|Personally I'd shoot the editor who cropped his hands out!|
Mark Cavendish once, in a brief moment of role reversal, asked why journalists never bothered to ask Frank Lampard why he didn't smile enough during football matches in the same way that they constantly asked Cav why he had that permanent look of somebody who had just had the bell stolen off his bike. Cav said cycling was his job and he doubted that everybody else found time during their daily lives to smile all the time.
Up until the end of this years TDF the general feeling among the British cycling fans I spoke to was that Bradley Wiggins was a good, potentially great, cyclist, but he was never really going to be liked in the same way that Chris Boardman was or Chris Hoy was. The 2012 Tour De France changed that perception both here and abroad as everybody finally 'got' the dry sense of humour that doesn't always translate well into the written word or across a ten second soundbite at the end of a gruelling day in the Alps or Pyrenees.
There are those of course who believe that our pampered, over paid and over indulged sports stars shouldn't receive such an award and that by doing so the Government (for it is they who are ultimately responsible for these gongs) are trivialising the achievements of others such as nurses, doctors and those in the armed forces. Of course those types of circular arguments arise on an almost daily basis and neglect to look at these type of awards in a wider context, nobody is suggesting for a moment that a soldier serving in Afghan is any less deserving of recognition for his day job than a sportsman and the argument that the riches enjoyed by our sports people should be sufficient without further reward ignores those moments when we are taken out of our day to day lives by something which, in its own field of expertise, stands alone as a real human achievement.
Of course behind every good sportsman is a support system that enables him to concentrate on his 'day job' and Bradley Wiggins has a supporting crew that not only includes his wife and family but also the newly knighted Dave Brailsford.

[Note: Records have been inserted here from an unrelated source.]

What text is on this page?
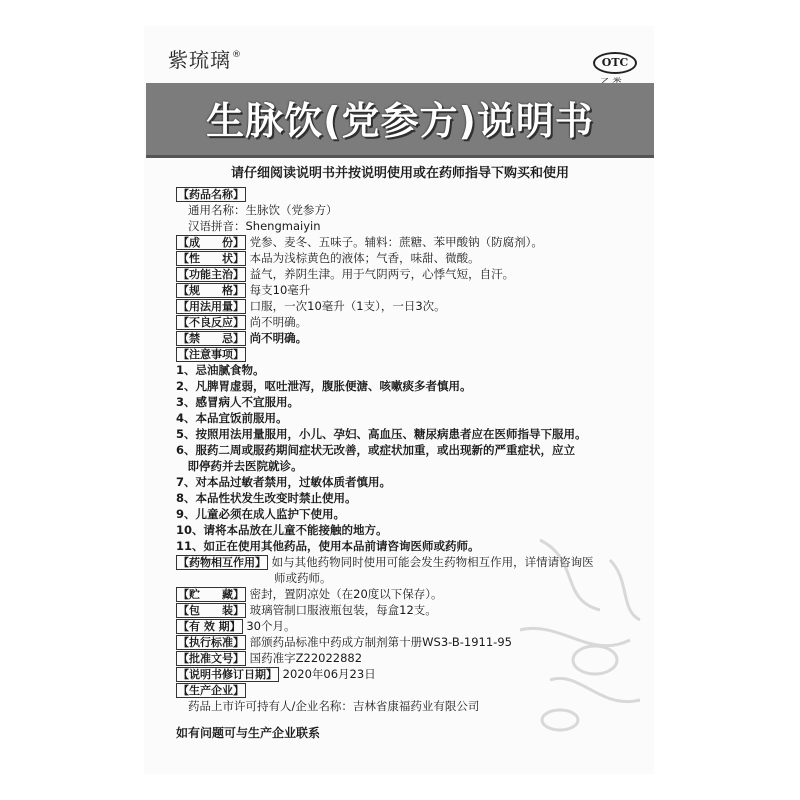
紫琉璃®
OTC
生脉饮(党参方)说明书
请仔细阅读说明书并按说明使用或在药师指导下购买和使用
【药品名称】
通用名称：生脉饮（党参方）
汉语拼音：Shengmaiyin
【成　　份】 党参、麦冬、五味子。辅料：蔗糖、苯甲酸钠（防腐剂）。
【性　　状】 本品为浅棕黄色的液体；气香，味甜、微酸。
【功能主治】 益气，养阴生津。用于气阴两亏，心悸气短，自汗。
【规　　格】 每支10毫升
【用法用量】 口服，一次10毫升（1支），一日3次。
【不良反应】 尚不明确。
【禁　　忌】 尚不明确。
【注意事项】
1、忌油腻食物。
2、凡脾胃虚弱，呕吐泄泻，腹胀便溏、咳嗽痰多者慎用。
3、感冒病人不宜服用。
4、本品宜饭前服用。
5、按照用法用量服用，小儿、孕妇、高血压、糖尿病患者应在医师指导下服用。
6、服药二周或服药期间症状无改善，或症状加重，或出现新的严重症状，应立
　即停药并去医院就诊。
7、对本品过敏者禁用，过敏体质者慎用。
8、本品性状发生改变时禁止使用。
9、儿童必须在成人监护下使用。
10、请将本品放在儿童不能接触的地方。
11、如正在使用其他药品，使用本品前请咨询医师或药师。
【药物相互作用】 如与其他药物同时使用可能会发生药物相互作用，详情请咨询医
师或药师。
【贮　　藏】 密封，置阴凉处（在20度以下保存）。
【包　　装】 玻璃管制口服液瓶包装，每盒12支。
【有 效 期】 30个月。
【执行标准】 部颁药品标准中药成方制剂第十册WS3-B-1911-95
【批准文号】 国药准字Z22022882
【说明书修订日期】 2020年06月23日
【生产企业】
药品上市许可持有人/企业名称：吉林省康福药业有限公司
如有问题可与生产企业联系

Brailsford is a perfectionist in a sport where only those who seek perfection enjoy any sort of lasting success. Anybody who watched the Sky TV series in the Autumn called 'The Road To Glory' will have seen a man who has all but sacrificed his personal and family life for the sake of British cycling.
Brailsford his the performance director of British Cycling and the general manager of Team Sky. In his role in charge of our elite Olympic athletes he has overseen success at the 2004, 2008 and 2012 Olympics as well as being responsible for Team Sky riders taking first and second place in this years Tour De France (among numerous road race victories).
Whilst these gongs continue to be handed out to sportsmen and women I can't really see an argument against both Sir Bradley Wiggins and Sir David John 'Dave' Brailsford being recipients. I'd like to think the Queen will perform the ceremony with a bicycle pump rather than a sword - but that's just me.